The American Federal Trade Commission has published a staff report entitled Best Practices for Common Uses of Facial Recognition Technologies [PDF]. The FTC has the jurisdiction under 15 USC § 45 (m) to make rules "respecting unfair or deceptive acts or practices" in commerce. As I'm sure you'll know, facial recognition technology is fast advancing and has already found its way into software such as that used to organize photographs by the identity of the people in them (and, presumably, into the various operations of the authorities concerned with security — something left untouched by the report, of course).

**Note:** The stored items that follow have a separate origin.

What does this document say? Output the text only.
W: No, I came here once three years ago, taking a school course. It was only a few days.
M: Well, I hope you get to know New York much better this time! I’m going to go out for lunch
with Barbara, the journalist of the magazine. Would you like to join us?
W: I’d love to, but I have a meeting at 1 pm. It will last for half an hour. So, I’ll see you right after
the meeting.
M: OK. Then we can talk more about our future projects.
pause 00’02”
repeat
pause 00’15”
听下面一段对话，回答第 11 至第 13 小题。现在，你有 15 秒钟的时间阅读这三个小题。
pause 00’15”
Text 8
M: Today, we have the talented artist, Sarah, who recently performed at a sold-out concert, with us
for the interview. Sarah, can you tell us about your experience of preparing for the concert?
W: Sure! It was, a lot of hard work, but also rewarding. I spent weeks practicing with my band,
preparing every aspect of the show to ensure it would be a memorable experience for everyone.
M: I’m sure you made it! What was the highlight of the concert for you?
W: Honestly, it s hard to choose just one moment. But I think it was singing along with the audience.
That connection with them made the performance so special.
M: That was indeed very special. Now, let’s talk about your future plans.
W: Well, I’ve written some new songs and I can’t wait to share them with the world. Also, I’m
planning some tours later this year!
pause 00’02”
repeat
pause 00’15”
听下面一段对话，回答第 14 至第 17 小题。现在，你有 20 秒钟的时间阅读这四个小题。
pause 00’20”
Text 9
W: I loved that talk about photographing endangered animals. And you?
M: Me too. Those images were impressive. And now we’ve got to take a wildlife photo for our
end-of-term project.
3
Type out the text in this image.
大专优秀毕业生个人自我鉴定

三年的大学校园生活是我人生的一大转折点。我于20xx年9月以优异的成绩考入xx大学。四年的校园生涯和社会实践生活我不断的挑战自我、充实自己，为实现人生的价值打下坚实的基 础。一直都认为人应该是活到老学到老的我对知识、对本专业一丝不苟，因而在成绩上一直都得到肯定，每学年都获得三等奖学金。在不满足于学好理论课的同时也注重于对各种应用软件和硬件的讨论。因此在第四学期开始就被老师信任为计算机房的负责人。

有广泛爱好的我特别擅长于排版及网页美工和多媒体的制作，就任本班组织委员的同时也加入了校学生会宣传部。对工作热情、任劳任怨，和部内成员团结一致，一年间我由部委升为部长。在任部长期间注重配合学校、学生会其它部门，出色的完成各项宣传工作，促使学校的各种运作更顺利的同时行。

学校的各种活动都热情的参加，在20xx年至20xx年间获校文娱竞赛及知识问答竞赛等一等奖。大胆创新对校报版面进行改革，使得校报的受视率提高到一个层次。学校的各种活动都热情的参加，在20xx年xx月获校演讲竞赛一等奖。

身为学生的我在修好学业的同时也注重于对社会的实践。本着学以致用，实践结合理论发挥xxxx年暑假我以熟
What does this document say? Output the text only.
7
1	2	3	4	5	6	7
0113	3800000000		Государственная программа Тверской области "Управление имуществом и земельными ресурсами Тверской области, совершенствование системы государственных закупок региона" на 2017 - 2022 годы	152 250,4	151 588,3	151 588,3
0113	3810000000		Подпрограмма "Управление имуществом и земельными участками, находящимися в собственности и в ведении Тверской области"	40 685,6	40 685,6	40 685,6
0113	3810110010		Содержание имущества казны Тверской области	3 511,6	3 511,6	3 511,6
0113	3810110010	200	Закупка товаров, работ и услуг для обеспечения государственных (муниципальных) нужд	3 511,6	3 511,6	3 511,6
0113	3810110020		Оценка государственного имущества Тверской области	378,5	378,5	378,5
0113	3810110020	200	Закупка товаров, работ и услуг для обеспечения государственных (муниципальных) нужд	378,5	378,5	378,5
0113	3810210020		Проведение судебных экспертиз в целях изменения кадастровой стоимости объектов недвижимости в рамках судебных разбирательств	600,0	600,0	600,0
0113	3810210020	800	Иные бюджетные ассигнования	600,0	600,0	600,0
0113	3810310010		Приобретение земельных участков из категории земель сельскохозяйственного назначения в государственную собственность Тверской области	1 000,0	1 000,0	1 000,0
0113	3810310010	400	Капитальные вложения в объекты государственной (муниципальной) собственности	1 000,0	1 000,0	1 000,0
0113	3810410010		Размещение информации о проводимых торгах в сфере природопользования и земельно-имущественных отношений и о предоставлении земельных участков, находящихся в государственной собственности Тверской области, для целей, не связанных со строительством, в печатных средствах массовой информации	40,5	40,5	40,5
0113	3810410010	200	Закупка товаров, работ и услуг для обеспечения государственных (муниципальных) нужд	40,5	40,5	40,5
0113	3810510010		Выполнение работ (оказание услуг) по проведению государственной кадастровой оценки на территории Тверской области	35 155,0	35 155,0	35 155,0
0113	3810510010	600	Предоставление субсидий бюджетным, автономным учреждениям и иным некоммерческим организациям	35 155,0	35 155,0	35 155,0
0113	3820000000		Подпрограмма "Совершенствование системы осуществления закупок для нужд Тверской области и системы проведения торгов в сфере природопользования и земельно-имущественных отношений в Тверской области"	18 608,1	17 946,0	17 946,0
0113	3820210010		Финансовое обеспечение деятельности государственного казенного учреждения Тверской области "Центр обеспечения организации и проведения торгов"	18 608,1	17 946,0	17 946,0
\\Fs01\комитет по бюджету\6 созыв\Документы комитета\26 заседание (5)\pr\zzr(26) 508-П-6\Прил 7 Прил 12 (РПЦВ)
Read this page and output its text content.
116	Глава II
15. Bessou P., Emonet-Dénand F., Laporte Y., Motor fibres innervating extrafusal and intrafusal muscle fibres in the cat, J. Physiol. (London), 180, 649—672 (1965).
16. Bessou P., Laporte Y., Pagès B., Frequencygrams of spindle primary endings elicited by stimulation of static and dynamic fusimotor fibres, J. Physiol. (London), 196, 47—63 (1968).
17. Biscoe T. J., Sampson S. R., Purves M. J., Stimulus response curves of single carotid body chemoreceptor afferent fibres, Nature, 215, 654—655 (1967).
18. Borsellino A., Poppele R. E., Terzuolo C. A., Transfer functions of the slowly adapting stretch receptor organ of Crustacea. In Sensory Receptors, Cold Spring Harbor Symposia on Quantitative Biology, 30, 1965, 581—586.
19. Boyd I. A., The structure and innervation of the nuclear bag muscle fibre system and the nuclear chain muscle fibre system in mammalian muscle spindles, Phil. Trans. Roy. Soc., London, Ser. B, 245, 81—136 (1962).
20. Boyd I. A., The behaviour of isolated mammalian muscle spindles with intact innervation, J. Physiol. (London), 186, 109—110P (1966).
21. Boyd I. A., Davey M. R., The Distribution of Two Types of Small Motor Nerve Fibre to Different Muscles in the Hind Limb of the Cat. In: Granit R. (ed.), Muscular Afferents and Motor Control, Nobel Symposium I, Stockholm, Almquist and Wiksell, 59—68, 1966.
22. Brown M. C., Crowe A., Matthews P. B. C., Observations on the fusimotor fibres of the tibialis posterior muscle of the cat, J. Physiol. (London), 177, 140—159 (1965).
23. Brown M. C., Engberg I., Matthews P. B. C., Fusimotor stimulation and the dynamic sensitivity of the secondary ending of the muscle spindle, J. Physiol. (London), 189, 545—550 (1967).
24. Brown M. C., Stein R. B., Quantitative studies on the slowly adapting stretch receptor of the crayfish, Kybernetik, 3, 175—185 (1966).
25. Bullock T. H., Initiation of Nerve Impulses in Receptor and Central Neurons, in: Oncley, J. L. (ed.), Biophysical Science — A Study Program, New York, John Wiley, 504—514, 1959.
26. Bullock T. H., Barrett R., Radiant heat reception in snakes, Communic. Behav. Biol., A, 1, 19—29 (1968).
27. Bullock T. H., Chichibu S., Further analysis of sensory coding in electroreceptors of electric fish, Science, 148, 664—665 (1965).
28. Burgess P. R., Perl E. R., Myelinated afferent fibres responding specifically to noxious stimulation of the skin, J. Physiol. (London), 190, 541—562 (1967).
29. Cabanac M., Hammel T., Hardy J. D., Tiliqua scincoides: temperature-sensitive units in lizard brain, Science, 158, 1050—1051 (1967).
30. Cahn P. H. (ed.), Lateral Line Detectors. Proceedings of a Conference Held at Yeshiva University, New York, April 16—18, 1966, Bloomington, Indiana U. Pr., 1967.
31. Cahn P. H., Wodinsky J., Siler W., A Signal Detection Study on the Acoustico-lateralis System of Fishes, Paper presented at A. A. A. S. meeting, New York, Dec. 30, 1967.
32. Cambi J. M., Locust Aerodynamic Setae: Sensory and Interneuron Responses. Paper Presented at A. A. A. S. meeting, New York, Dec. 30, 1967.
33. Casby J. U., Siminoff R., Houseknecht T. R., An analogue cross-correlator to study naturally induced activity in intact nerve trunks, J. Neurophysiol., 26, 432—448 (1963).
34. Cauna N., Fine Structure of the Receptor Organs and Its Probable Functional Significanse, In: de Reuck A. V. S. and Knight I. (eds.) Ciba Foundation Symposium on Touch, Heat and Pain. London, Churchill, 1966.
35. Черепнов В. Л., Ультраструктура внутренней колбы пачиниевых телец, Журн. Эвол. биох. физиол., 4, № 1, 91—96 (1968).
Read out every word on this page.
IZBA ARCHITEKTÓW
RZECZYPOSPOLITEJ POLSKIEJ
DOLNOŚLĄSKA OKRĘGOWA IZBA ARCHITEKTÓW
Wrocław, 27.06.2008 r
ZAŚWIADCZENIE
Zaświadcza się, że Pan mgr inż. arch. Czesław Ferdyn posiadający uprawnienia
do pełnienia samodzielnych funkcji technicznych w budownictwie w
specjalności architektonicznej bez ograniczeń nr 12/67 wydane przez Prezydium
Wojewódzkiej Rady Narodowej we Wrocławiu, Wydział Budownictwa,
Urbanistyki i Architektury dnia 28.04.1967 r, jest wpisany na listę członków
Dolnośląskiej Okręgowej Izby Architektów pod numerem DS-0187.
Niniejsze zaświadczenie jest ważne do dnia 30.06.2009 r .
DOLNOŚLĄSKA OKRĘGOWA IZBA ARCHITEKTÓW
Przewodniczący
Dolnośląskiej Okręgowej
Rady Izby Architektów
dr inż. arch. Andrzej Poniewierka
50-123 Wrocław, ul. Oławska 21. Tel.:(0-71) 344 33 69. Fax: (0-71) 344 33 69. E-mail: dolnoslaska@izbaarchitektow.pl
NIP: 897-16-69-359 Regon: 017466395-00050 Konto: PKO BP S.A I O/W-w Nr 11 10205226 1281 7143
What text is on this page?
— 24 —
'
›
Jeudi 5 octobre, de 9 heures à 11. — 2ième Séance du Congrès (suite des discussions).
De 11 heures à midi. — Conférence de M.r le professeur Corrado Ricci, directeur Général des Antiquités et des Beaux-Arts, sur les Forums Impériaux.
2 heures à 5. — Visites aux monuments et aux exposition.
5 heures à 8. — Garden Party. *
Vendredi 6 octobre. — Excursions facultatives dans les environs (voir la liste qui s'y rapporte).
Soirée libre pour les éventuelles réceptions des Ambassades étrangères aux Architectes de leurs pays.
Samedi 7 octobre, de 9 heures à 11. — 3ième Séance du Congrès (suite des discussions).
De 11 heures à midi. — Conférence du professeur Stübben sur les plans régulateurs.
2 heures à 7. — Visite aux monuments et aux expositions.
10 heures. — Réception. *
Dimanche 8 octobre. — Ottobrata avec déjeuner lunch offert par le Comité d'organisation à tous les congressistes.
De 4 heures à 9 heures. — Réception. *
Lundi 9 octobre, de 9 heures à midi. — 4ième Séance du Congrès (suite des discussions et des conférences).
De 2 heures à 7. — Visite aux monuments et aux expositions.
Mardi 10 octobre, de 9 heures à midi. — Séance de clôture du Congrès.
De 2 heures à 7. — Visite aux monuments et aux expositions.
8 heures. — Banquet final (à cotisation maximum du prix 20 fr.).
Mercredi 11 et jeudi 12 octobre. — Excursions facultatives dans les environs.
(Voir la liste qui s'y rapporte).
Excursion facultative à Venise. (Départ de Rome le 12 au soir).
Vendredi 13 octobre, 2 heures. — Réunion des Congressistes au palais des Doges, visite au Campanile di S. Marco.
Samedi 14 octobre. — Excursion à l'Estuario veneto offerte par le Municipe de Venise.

The report makes a number of recommendations intended to operate as "best practices" or guidelines:
- ". . . companies using facial recognition technologies [should] design their services with privacy in mind . . . . maintain reasonable data security protections . . . . [and] consider putting protections in place that would prevent unauthorized scraping . . . ."
- ". . . companies should establish and maintain appropriate retention and disposal practices . . . ."
- ". . . companies should consider the sensitivity of information when developing their facial recognition products and services."
- ". . . provide consumers with simplified choices and increase the transparency of their practices . . . . [e.g.] clear notice that technologies are in use . . . ."
- ". . . obtain consumers' affirmative express consent before collecting or using biometric data from facial images" [in at least two scenarios: where use is materially different from that represented upon collection; where identifying anonymous image to someone who could not otherwise identify him or her]
There is a dissenting statement by one of the FTC Commissioners at the end of the report.
It strikes me that this is pretty mild stuff, given the potential for the near eradication of privacy, at least as currently understood, that facial recognition software presents. On the other hand, I'm unaware of any similar guidelines issuing from a Canadian government.